Думать нужно правильно. И о человеке, и о Боге, и о мире. Это тяжелое занятие дал Бог человеку, чтобы тот упражнялся в нем (см.: Еккл. 1,13).
* * *
В классическом исламе есть красивая идея о джихаде языка.
Я, не смущаясь, пользуюсь этим термином, поскольку мы живем в мире, в котором слова и понятия смело выдергиваются из разных культурных контекстов. Никого не коробит словосочетание «арабский террорист-камикадзе», хотя это настоящие «сапоги всмятку». Мы произносим «мекка туризма», «крестовый поход против большевизма», «мое кредо», при этом не вдумываясь в точный смысл слов «кредо», «Мекка», «крестовый поход» и в плотное смысловое облако, сопутствующее этим понятиям. Поэтому и я смело буду пользоваться словом «джихад» — не для того, чтобы сотрясать воздух элементами арабской лексики, а, напротив, для того, чтобы вскрыть серьезный смысл, в этом слове содержащийся.

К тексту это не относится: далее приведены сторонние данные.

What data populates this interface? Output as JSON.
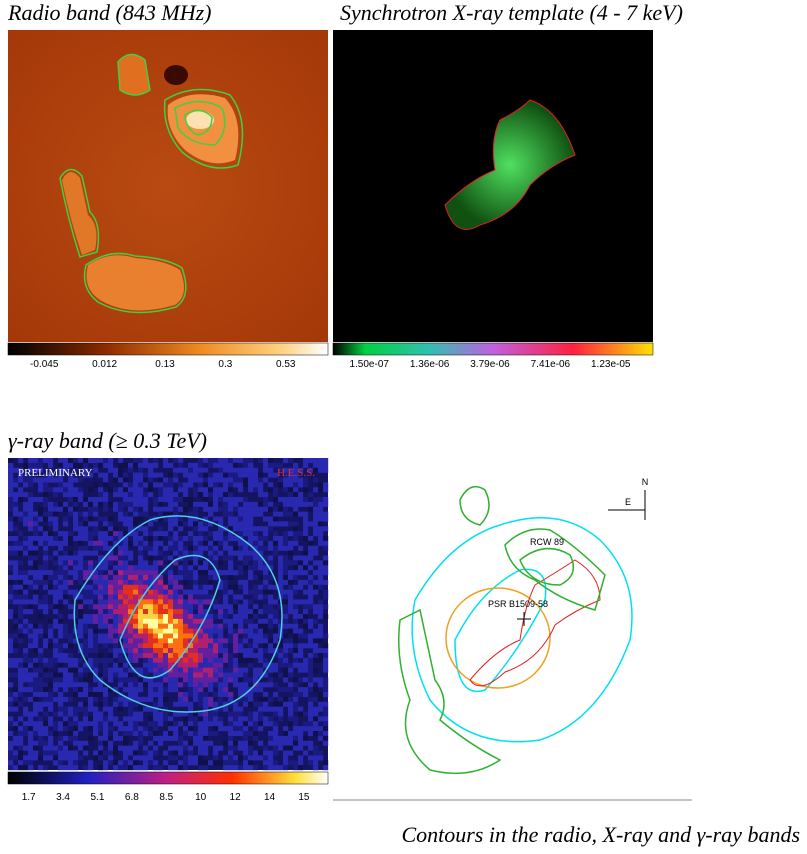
{
  "panels": [
    {
      "title": "Radio band (843 MHz)",
      "colorbar": [
        "-0.045",
        "0.012",
        "0.13",
        "0.3",
        "0.53"
      ]
    },
    {
      "title": "Synchrotron X-ray template (4 - 7 keV)",
      "colorbar": [
        "1.50e-07",
        "1.36e-06",
        "3.79e-06",
        "7.41e-06",
        "1.23e-05"
      ]
    },
    {
      "title": "γ-ray band (≥ 0.3 TeV)",
      "colorbar": [
        "1.7",
        "3.4",
        "5.1",
        "6.8",
        "8.5",
        "10",
        "12",
        "14",
        "15"
      ],
      "labels": [
        "PRELIMINARY",
        "H.E.S.S."
      ]
    },
    {
      "labels": [
        "N",
        "E",
        "RCW 89",
        "PSR B1509-58"
      ]
    }
  ],
  "caption": "Contours in the radio, X-ray and γ-ray bands"
}
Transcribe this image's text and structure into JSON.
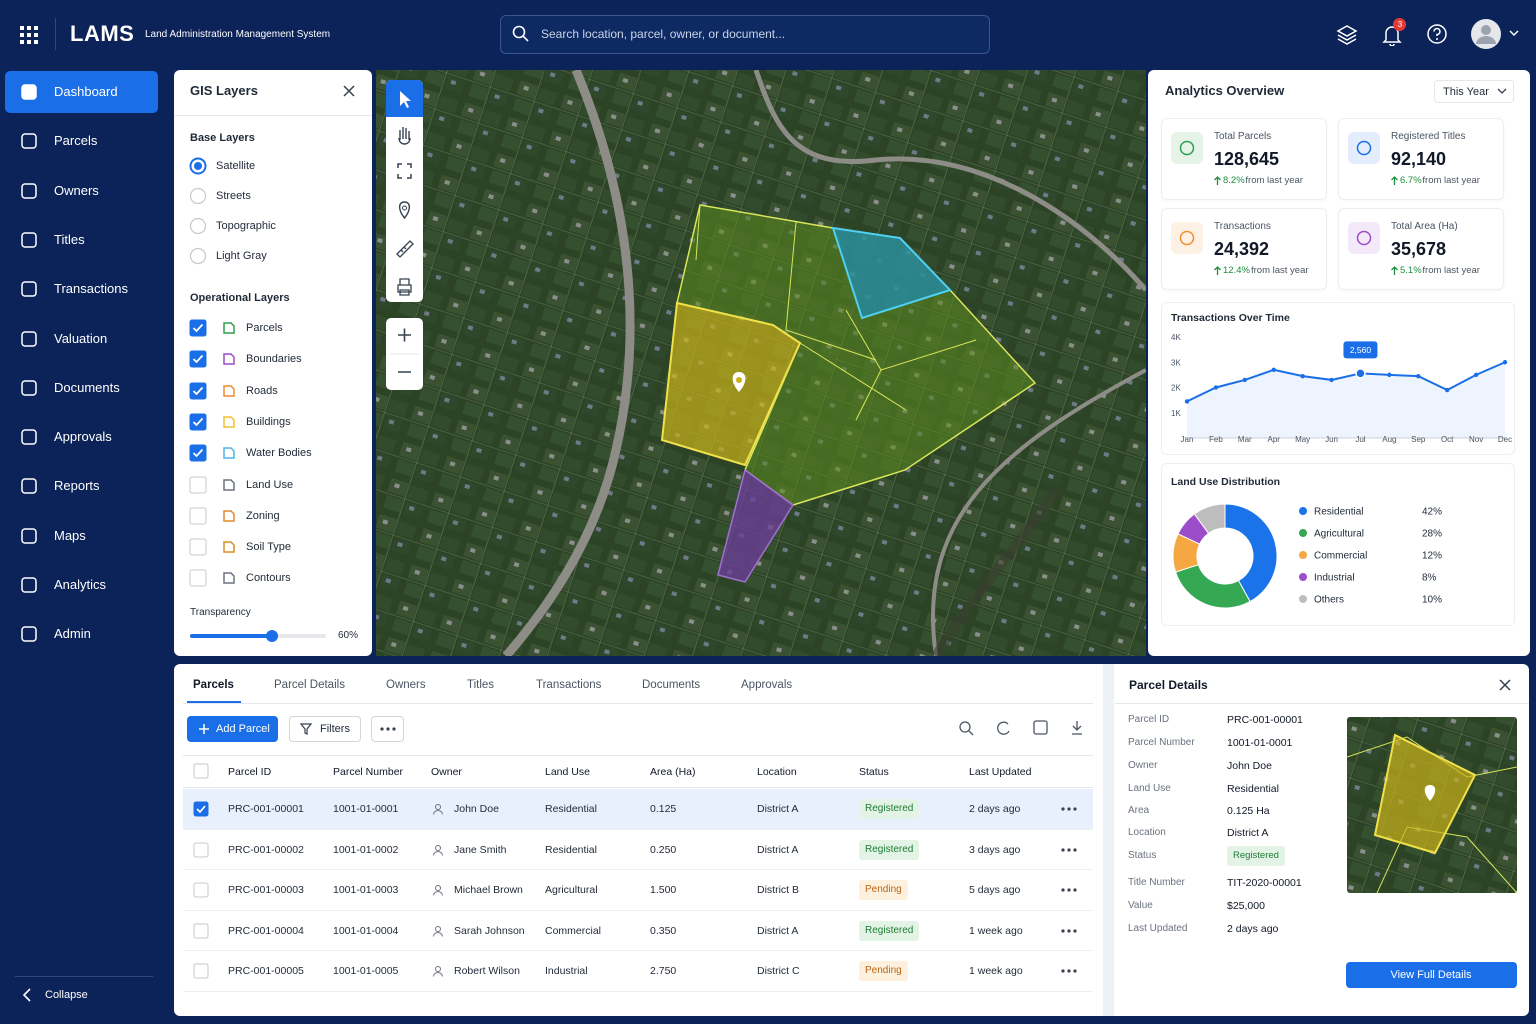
{
  "header": {
    "app_name": "LAMS",
    "app_subtitle": "Land Administration Management System",
    "search_placeholder": "Search location, parcel, owner, or document...",
    "notification_count": 3
  },
  "sidebar": {
    "items": [
      "Dashboard",
      "Parcels",
      "Owners",
      "Titles",
      "Transactions",
      "Valuation",
      "Documents",
      "Approvals",
      "Reports",
      "Maps",
      "Analytics",
      "Admin"
    ],
    "active_index": 0,
    "collapse_label": "Collapse"
  },
  "gis_layers": {
    "title": "GIS Layers",
    "base_layers_title": "Base Layers",
    "base_layers": [
      {
        "label": "Satellite",
        "selected": true
      },
      {
        "label": "Streets",
        "selected": false
      },
      {
        "label": "Topographic",
        "selected": false
      },
      {
        "label": "Light Gray",
        "selected": false
      }
    ],
    "operational_layers_title": "Operational Layers",
    "operational_layers": [
      {
        "label": "Parcels",
        "checked": true,
        "color": "#2e9e4a"
      },
      {
        "label": "Boundaries",
        "checked": true,
        "color": "#9b4dca"
      },
      {
        "label": "Roads",
        "checked": true,
        "color": "#f08c2e"
      },
      {
        "label": "Buildings",
        "checked": true,
        "color": "#f2c12e"
      },
      {
        "label": "Water Bodies",
        "checked": true,
        "color": "#4fb3e8"
      },
      {
        "label": "Land Use",
        "checked": false,
        "color": "#6b7280"
      },
      {
        "label": "Zoning",
        "checked": false,
        "color": "#e0892b"
      },
      {
        "label": "Soil Type",
        "checked": false,
        "color": "#d9902a"
      },
      {
        "label": "Contours",
        "checked": false,
        "color": "#6b7280"
      }
    ],
    "transparency_label": "Transparency",
    "transparency_value": "60%"
  },
  "analytics": {
    "title": "Analytics Overview",
    "period": "This Year",
    "kpis": [
      {
        "label": "Total Parcels",
        "value": "128,645",
        "change": "8.2%",
        "change_note": "from last year",
        "color": "#2e9e4a"
      },
      {
        "label": "Registered Titles",
        "value": "92,140",
        "change": "6.7%",
        "change_note": "from last year",
        "color": "#1a6fe8"
      },
      {
        "label": "Transactions",
        "value": "24,392",
        "change": "12.4%",
        "change_note": "from last year",
        "color": "#f08c2e"
      },
      {
        "label": "Total Area (Ha)",
        "value": "35,678",
        "change": "5.1%",
        "change_note": "from last year",
        "color": "#9b4dca"
      }
    ]
  },
  "chart_data": [
    {
      "type": "line",
      "title": "Transactions Over Time",
      "categories": [
        "Jan",
        "Feb",
        "Mar",
        "Apr",
        "May",
        "Jun",
        "Jul",
        "Aug",
        "Sep",
        "Oct",
        "Nov",
        "Dec"
      ],
      "values": [
        1450,
        2000,
        2300,
        2700,
        2450,
        2300,
        2560,
        2500,
        2450,
        1900,
        2500,
        3000
      ],
      "value_labels": [
        null,
        null,
        null,
        null,
        null,
        null,
        "2,560",
        null,
        null,
        null,
        null,
        null
      ],
      "ylim": [
        0,
        4000
      ],
      "yticks": [
        {
          "value": 1000,
          "label": "1K"
        },
        {
          "value": 2000,
          "label": "2K"
        },
        {
          "value": 3000,
          "label": "3K"
        },
        {
          "value": 4000,
          "label": "4K"
        }
      ],
      "color": "#1a6fe8"
    },
    {
      "type": "pie",
      "title": "Land Use Distribution",
      "categories": [
        "Residential",
        "Agricultural",
        "Commercial",
        "Industrial",
        "Others"
      ],
      "values": [
        42,
        28,
        12,
        8,
        10
      ],
      "value_labels": [
        "42%",
        "28%",
        "12%",
        "8%",
        "10%"
      ],
      "colors": [
        "#1a73e8",
        "#34a853",
        "#f5a742",
        "#9b4dca",
        "#bdbdbd"
      ]
    }
  ],
  "parcels_table": {
    "tabs": [
      "Parcels",
      "Parcel Details",
      "Owners",
      "Titles",
      "Transactions",
      "Documents",
      "Approvals"
    ],
    "active_tab_index": 0,
    "add_button": "Add Parcel",
    "filters_button": "Filters",
    "columns": [
      "Parcel ID",
      "Parcel Number",
      "Owner",
      "Land Use",
      "Area (Ha)",
      "Location",
      "Status",
      "Last Updated"
    ],
    "rows": [
      {
        "cells": [
          "PRC-001-00001",
          "1001-01-0001",
          "John Doe",
          "Residential",
          "0.125",
          "District A",
          "Registered",
          "2 days ago"
        ],
        "status_tone": "green",
        "selected": true
      },
      {
        "cells": [
          "PRC-001-00002",
          "1001-01-0002",
          "Jane Smith",
          "Residential",
          "0.250",
          "District A",
          "Registered",
          "3 days ago"
        ],
        "status_tone": "green",
        "selected": false
      },
      {
        "cells": [
          "PRC-001-00003",
          "1001-01-0003",
          "Michael Brown",
          "Agricultural",
          "1.500",
          "District B",
          "Pending",
          "5 days ago"
        ],
        "status_tone": "orange",
        "selected": false
      },
      {
        "cells": [
          "PRC-001-00004",
          "1001-01-0004",
          "Sarah Johnson",
          "Commercial",
          "0.350",
          "District A",
          "Registered",
          "1 week ago"
        ],
        "status_tone": "green",
        "selected": false
      },
      {
        "cells": [
          "PRC-001-00005",
          "1001-01-0005",
          "Robert Wilson",
          "Industrial",
          "2.750",
          "District C",
          "Pending",
          "1 week ago"
        ],
        "status_tone": "orange",
        "selected": false
      }
    ]
  },
  "parcel_details": {
    "title": "Parcel Details",
    "fields": [
      {
        "label": "Parcel ID",
        "value": "PRC-001-00001"
      },
      {
        "label": "Parcel Number",
        "value": "1001-01-0001"
      },
      {
        "label": "Owner",
        "value": "John Doe"
      },
      {
        "label": "Land Use",
        "value": "Residential"
      },
      {
        "label": "Area",
        "value": "0.125 Ha"
      },
      {
        "label": "Location",
        "value": "District A"
      },
      {
        "label": "Status",
        "value": "Registered",
        "badge": true
      },
      {
        "label": "Title Number",
        "value": "TIT-2020-00001"
      },
      {
        "label": "Value",
        "value": "$25,000"
      },
      {
        "label": "Last Updated",
        "value": "2 days ago"
      }
    ],
    "button": "View Full Details"
  }
}
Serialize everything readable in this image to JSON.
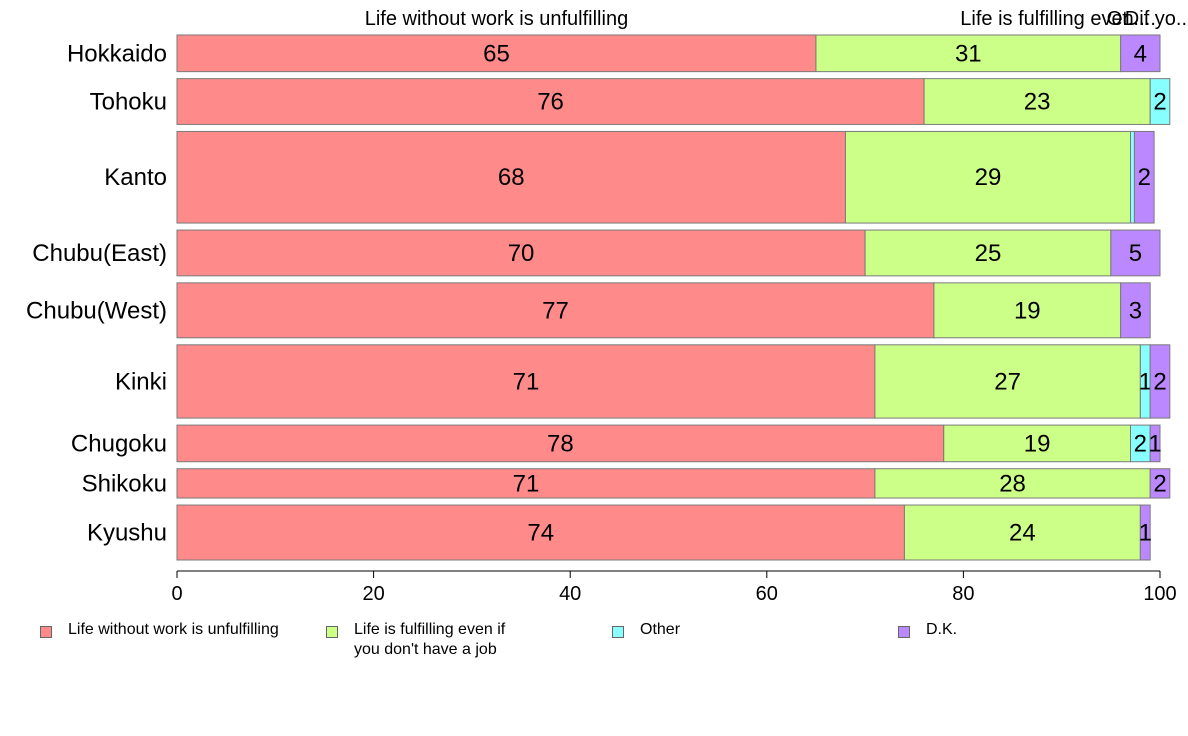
{
  "chart_data": {
    "type": "bar",
    "orientation": "horizontal",
    "stacked": true,
    "categories": [
      "Hokkaido",
      "Tohoku",
      "Kanto",
      "Chubu(East)",
      "Chubu(West)",
      "Kinki",
      "Chugoku",
      "Shikoku",
      "Kyushu"
    ],
    "series": [
      {
        "name": "Life without work is unfulfilling",
        "color": "#FF8A8A",
        "values": [
          65,
          76,
          68,
          70,
          77,
          71,
          78,
          71,
          74
        ]
      },
      {
        "name": "Life is fulfilling even if you don't have a job",
        "color": "#CCFF88",
        "values": [
          31,
          23,
          29,
          25,
          19,
          27,
          19,
          28,
          24
        ]
      },
      {
        "name": "Other",
        "color": "#88FFFF",
        "values": [
          0,
          2,
          0.4,
          0,
          0,
          1,
          2,
          0,
          0
        ]
      },
      {
        "name": "D.K.",
        "color": "#BB88FF",
        "values": [
          4,
          0,
          2,
          5,
          3,
          2,
          1,
          2,
          1
        ]
      }
    ],
    "data_labels": [
      [
        "65",
        "31",
        "",
        "4"
      ],
      [
        "76",
        "23",
        "2",
        ""
      ],
      [
        "68",
        "29",
        "",
        "2"
      ],
      [
        "70",
        "25",
        "",
        "5"
      ],
      [
        "77",
        "19",
        "",
        "3"
      ],
      [
        "71",
        "27",
        "1",
        "2"
      ],
      [
        "78",
        "19",
        "2",
        "1"
      ],
      [
        "71",
        "28",
        "",
        "2"
      ],
      [
        "74",
        "24",
        "",
        "1"
      ]
    ],
    "relative_bar_widths": [
      0.5,
      0.625,
      1.25,
      0.625,
      0.75,
      1.0,
      0.5,
      0.4,
      0.75
    ],
    "top_labels": [
      {
        "text": "Life without work is unfulfilling",
        "at": 32.5
      },
      {
        "text": "Life is fulfilling even if yo...",
        "at": 91.5
      },
      {
        "text": "Ot...",
        "at": 96.5
      },
      {
        "text": "D...",
        "at": 98.0
      }
    ],
    "xlim": [
      0,
      100
    ],
    "xticks": [
      0,
      20,
      40,
      60,
      80,
      100
    ],
    "legend_position": "bottom",
    "grid": false,
    "title": "",
    "xlabel": "",
    "ylabel": ""
  },
  "legend": {
    "items": [
      {
        "label": "Life without work is unfulfilling",
        "color": "#FF8A8A"
      },
      {
        "label": "Life is fulfilling even if\nyou don't have a job",
        "color": "#CCFF88"
      },
      {
        "label": "Other",
        "color": "#88FFFF"
      },
      {
        "label": "D.K.",
        "color": "#BB88FF"
      }
    ]
  }
}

Итак, джихад — это усилие, напряженный целенаправленный труд, который может выражаться также и в войне. Но война — не главный и не единственный смысл слова джихад. «Джихад руки», например, — это наказание виновных (заключение вора под стражу, телесное наказание отцом ребенка за серьезный проступок). «Джихад языка» — это смысловая борьба, при которой со зла срываются маски, добро поощряется и восхваляется, а зло клеймится. Родители, учителя, священники, учащие добру и ограждающие от зла, ведут настоящую войну, причем священную. Ведут джихад, если угодно. Переведи старика через дорогу, не смейся над калекой, наведи порядок в своей комнате, поделись бутербродом с другом на перемене… Не лги, встань перед старшим, помни Господа. Вы думаете, это просто слова? Это оружие, это стрелы, пущенные в лукавого, а учащий этому детей взрослый человек — воин, стоящий на защите всего мира. Он не обязан говорить то, что всем нравится. Иногда его слова кого-то гладят против шерсти.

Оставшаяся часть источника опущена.